Frederica Freyberg:
In education news, UW-Platteville announced this week it is cutting 111 positions to make up a more than $9 million deficit, and the Universities of Wisconsin President Jay Rothman has already announced the closure of in-person instruction at the Fond du Lac and West Bend two-year campuses and the definitive closing of UW-Richland. We sat down this week with Steve Wildeck, vice chancellor emeritus of UW-Colleges and UW-Extension who is critical of this move. We should note, PBS Wisconsin is part of UW-Madison. We started by asking his reaction.
Steve Wildeck:
I think what my reaction was not total surprise. My concern was at those campuses was that they were convenient casualties of enrollment challenges at the four-year institutions. When the UW-Colleges and UW-Extension were dissolved by the UW System leadership in 2018, that began a very precipitous drop in enrollments at the two-year campuses starting in 2019 that brought us to the current day. And if you look at, again, those campuses that were attached at that time, to UW-Milwaukee, Oshkosh and Platteville, the connection is very, very clear that that did not help those campuses.
Frederica Freyberg:
So how should the UW respond to falling enrollment and, with it, budgets that are in the red, not just on two-year campuses, but across the system?
Steve Wildeck:
Well, this didn’t happen overnight. I would contend that enrollment is not the problem. Enrollment is the symptom that evolved from the problem of not adequately managing as a UW System the supply and demand across its universities, and that’s called enrollment management, and we have not had a systemwide enrollment management strategy literally since 2004, 2005.
Frederica Freyberg:
Do you think, though, that the state of Wisconsin and its public UW institutions, are there too many of them given the demographics?
Steve Wildeck:
Before we begin shutting doors forever and backing out of agreements with communities who put up real money to build and maintain these campuses, we have to step back and put a moratorium on any more door closures and have this conversation about where we’re going with this in higher education in Wisconsin.
Frederica Freyberg:
In fact, you said that what you’re seeing is the disintegration of the system and you are concerned that it will get worse. How so?
Steve Wildeck:
I think that the two-year campuses have — are in a very vulnerable spot. They have been attached to four-year campuses who will continue to see enrollment pressures and I think that the commitment and the promise that the UW System and the Board of Regents made to those communities back in the 1960s in exchange, they got these campuses all on the local property tax dollar, I’m afraid that commitment and that partnership has been put off to the side and out of the conversation.
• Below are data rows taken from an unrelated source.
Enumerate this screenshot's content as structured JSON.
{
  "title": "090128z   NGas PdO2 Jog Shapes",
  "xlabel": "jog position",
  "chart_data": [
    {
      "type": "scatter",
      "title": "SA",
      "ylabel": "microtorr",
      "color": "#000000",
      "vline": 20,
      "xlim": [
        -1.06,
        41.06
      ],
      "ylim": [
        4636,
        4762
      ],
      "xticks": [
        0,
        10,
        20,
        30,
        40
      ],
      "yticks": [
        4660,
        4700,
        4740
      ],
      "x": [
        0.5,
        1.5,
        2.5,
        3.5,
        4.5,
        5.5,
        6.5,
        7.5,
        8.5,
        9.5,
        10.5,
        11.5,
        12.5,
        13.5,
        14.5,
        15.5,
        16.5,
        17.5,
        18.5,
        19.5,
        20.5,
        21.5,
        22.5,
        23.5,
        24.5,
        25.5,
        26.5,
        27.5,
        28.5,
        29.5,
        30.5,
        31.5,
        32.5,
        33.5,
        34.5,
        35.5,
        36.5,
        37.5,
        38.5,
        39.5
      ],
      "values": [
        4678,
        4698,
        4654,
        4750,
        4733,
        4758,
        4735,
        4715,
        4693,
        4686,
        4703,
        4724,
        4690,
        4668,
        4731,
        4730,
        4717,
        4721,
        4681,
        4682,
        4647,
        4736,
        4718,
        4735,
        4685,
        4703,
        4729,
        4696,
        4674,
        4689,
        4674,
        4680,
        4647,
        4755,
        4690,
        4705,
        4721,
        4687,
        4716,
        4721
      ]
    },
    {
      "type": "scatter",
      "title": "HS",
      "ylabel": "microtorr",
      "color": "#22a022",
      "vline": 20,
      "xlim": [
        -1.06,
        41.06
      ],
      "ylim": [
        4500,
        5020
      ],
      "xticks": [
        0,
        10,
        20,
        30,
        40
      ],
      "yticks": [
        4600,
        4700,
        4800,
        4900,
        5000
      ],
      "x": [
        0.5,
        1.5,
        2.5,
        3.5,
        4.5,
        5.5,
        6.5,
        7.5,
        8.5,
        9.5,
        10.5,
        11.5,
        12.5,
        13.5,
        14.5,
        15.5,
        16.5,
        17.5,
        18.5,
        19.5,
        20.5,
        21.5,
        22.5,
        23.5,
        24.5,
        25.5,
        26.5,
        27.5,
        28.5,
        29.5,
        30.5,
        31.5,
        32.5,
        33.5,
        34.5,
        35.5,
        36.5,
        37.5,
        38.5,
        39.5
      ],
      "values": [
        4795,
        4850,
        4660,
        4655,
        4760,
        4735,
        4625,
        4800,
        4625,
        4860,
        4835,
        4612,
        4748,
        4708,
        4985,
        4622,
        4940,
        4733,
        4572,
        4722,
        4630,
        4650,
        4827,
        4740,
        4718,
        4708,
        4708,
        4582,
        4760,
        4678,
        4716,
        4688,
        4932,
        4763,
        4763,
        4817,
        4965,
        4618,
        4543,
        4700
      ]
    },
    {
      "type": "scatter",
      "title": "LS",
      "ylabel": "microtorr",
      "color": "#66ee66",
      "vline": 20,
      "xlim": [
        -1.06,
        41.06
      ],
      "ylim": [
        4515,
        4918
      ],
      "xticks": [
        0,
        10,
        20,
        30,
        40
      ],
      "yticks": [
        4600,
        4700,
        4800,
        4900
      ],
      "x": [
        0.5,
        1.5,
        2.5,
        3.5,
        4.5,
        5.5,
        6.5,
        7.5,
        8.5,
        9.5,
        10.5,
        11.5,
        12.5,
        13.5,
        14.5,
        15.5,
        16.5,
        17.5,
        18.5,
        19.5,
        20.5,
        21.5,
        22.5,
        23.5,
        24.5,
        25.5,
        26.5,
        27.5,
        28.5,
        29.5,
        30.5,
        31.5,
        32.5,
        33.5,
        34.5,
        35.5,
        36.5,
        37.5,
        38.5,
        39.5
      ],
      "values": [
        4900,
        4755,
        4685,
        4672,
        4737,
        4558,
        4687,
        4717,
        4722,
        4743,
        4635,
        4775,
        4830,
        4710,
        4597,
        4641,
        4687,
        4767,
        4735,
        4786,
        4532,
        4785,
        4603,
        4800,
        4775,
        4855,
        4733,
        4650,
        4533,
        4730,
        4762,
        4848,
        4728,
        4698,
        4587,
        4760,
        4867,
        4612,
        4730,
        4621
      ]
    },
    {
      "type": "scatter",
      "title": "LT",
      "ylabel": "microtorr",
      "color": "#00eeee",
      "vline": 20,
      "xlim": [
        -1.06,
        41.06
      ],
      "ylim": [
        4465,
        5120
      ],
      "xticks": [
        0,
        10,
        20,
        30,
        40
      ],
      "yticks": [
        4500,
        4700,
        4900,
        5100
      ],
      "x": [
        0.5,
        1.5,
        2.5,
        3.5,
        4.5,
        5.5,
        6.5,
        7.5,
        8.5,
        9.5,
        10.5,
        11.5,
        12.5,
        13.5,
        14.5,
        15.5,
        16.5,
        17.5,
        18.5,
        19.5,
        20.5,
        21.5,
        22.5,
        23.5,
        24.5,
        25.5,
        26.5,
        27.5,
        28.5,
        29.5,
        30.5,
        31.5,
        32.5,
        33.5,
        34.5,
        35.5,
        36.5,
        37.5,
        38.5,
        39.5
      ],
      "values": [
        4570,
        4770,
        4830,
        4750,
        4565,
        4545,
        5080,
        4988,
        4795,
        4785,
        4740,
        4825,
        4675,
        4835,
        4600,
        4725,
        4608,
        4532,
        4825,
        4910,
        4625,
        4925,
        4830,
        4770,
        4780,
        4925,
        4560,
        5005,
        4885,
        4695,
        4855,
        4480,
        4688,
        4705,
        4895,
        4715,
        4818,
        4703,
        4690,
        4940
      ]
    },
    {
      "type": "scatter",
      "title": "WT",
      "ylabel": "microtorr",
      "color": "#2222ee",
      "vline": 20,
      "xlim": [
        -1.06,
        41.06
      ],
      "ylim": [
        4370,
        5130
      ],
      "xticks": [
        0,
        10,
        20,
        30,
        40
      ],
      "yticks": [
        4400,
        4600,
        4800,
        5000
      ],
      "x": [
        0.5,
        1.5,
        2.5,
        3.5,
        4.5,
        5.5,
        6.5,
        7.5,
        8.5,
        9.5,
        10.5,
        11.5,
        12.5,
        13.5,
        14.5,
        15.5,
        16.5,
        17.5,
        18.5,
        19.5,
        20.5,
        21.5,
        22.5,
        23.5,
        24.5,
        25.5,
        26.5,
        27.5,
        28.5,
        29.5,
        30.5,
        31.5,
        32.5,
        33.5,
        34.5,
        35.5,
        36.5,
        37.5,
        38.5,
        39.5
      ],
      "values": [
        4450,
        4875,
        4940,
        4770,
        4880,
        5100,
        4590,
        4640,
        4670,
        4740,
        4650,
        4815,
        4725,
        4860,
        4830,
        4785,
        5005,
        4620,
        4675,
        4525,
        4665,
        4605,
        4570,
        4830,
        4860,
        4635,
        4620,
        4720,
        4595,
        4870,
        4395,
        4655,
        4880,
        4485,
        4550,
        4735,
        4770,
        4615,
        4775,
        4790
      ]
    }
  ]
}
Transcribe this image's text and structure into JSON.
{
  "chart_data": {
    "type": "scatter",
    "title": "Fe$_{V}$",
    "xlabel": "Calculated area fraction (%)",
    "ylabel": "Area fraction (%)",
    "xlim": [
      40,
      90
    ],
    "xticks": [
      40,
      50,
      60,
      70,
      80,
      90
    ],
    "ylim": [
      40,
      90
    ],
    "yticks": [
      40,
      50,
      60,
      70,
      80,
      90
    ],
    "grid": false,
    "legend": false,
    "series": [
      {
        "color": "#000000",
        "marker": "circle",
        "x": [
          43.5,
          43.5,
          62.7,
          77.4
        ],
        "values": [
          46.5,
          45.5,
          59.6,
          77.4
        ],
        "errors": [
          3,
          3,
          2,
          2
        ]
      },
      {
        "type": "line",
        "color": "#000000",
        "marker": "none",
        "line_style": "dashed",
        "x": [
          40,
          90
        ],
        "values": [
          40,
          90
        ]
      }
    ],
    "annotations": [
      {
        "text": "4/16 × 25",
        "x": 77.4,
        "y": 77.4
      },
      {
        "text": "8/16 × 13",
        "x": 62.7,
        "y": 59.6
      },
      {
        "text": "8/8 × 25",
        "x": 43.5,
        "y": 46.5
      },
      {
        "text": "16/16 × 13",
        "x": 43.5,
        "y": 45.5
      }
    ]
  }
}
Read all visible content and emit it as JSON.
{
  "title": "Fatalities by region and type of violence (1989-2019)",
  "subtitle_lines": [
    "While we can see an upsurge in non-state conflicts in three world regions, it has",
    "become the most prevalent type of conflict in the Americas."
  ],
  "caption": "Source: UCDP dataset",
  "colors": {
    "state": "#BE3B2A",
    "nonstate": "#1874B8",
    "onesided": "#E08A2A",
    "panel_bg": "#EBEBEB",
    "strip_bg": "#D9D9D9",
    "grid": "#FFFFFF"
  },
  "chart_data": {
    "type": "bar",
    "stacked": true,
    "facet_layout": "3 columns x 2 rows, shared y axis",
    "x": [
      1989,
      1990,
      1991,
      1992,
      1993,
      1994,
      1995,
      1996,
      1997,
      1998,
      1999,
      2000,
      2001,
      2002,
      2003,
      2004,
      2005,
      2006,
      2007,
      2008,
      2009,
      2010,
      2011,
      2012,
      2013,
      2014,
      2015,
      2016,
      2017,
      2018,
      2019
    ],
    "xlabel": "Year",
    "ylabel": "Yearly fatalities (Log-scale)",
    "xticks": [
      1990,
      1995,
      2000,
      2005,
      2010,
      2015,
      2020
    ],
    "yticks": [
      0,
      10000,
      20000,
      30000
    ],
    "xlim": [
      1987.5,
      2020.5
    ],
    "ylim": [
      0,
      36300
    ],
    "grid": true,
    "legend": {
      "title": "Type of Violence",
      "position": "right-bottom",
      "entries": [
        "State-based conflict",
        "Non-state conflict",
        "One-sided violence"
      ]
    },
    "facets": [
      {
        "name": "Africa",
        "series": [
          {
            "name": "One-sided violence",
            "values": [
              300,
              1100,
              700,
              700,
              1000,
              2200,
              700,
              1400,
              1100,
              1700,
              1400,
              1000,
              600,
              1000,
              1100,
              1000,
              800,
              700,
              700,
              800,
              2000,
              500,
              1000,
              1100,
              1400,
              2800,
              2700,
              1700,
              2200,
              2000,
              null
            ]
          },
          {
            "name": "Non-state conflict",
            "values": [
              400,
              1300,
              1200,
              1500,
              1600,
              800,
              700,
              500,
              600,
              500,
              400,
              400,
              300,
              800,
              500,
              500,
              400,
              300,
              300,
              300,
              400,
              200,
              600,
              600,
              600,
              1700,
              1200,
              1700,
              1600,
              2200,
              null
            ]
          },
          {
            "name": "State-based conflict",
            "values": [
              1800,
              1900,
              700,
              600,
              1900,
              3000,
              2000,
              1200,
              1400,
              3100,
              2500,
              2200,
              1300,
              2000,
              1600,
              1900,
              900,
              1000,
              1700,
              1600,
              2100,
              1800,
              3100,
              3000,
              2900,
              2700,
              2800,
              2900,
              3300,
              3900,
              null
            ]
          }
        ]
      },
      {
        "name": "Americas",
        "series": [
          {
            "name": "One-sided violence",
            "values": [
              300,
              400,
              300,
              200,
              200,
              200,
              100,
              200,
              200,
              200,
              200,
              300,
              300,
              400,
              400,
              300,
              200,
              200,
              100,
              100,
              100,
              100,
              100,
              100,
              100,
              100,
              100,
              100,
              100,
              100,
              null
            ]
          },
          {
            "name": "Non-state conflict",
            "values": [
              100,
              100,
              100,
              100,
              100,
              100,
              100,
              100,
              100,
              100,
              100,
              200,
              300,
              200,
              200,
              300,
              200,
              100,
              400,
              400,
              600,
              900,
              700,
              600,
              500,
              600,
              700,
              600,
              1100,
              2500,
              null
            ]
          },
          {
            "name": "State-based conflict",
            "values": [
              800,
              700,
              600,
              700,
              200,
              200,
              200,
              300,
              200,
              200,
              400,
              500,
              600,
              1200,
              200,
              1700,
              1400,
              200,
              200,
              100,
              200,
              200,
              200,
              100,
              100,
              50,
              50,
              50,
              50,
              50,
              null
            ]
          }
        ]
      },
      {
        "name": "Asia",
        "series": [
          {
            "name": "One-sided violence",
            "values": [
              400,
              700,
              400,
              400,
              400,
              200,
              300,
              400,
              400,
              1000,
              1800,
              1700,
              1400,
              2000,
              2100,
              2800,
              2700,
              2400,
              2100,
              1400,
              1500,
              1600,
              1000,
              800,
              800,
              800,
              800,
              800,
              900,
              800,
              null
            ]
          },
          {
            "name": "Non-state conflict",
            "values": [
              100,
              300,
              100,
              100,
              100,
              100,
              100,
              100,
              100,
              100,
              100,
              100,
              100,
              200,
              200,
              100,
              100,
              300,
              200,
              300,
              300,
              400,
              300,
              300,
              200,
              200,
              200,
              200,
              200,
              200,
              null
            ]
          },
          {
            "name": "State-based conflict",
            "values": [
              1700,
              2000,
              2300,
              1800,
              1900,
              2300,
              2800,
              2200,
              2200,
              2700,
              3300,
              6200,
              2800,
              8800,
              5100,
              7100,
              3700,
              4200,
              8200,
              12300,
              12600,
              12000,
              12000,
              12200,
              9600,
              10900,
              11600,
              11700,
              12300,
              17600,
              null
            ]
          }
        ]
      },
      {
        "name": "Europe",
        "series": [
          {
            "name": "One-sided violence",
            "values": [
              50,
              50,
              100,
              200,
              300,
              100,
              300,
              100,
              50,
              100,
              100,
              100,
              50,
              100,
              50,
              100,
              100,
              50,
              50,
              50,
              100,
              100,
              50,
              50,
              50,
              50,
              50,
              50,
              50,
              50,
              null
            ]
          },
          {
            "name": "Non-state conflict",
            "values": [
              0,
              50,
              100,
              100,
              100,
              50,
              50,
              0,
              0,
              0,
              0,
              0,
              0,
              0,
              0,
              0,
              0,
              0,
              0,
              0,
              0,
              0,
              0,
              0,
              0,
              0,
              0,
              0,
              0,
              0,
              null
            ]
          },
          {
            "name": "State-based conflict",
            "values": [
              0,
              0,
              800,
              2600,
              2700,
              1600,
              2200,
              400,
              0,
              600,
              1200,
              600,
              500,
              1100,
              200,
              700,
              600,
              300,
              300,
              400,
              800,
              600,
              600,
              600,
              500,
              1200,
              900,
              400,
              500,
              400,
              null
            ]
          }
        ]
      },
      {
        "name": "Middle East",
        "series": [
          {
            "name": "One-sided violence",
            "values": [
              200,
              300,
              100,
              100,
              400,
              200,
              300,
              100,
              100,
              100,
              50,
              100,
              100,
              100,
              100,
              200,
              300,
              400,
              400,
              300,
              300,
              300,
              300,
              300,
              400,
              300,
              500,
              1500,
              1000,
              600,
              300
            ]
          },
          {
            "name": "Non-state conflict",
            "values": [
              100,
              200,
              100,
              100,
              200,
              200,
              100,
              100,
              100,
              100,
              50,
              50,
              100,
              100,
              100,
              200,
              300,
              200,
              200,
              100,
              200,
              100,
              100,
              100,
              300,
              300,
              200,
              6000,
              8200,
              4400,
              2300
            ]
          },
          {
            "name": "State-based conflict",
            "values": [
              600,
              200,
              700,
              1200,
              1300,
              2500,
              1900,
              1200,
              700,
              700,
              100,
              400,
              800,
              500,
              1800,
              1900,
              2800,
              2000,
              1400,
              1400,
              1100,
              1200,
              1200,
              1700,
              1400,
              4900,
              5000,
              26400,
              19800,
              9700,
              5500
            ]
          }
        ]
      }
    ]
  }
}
We have to put that right back in the middle of the conversation because that’s how these communities came to be.
Frederica Freyberg:
What is the best path forward?
Steve Wildeck:
I have not seen a willingness to have a broad public strategic conversation about where we’re going with higher education in Wisconsin. I am calling on the legislature to throw that yellow flag on the field, to use a football metaphor, to say time out. We’re doing things that are permanent. We’re doing things that will have lifelong negative consequences on communities for which we have a high level of obligation and we’re closing doors to higher education at a time when this state needs a higher level of degree holders. It needs better-paying jobs. We are becoming much less attractive to high school graduates in the UW System than we were even seven years ago. We have to open that can of worms to really take a close look at what we’re doing and how we want to move forward as a state. And whether or not the existing structures of the UW System and the technical colleges, which, again, are very different from those in other states, are serving our citizens and our residents in Wisconsin the very best that they can.
Frederica Freyberg:
All right. Steve Wildeck, thanks very much.
Steve Wildeck:
Thank you.
Frederica Freyberg:
As to the closures, Universities of Wisconsin President, Jay Rothman, said in a statement, “It’s time for us to realign our branch campuses to current market realities and prepare for the future. The status quo,” he said, “is not sustainable.”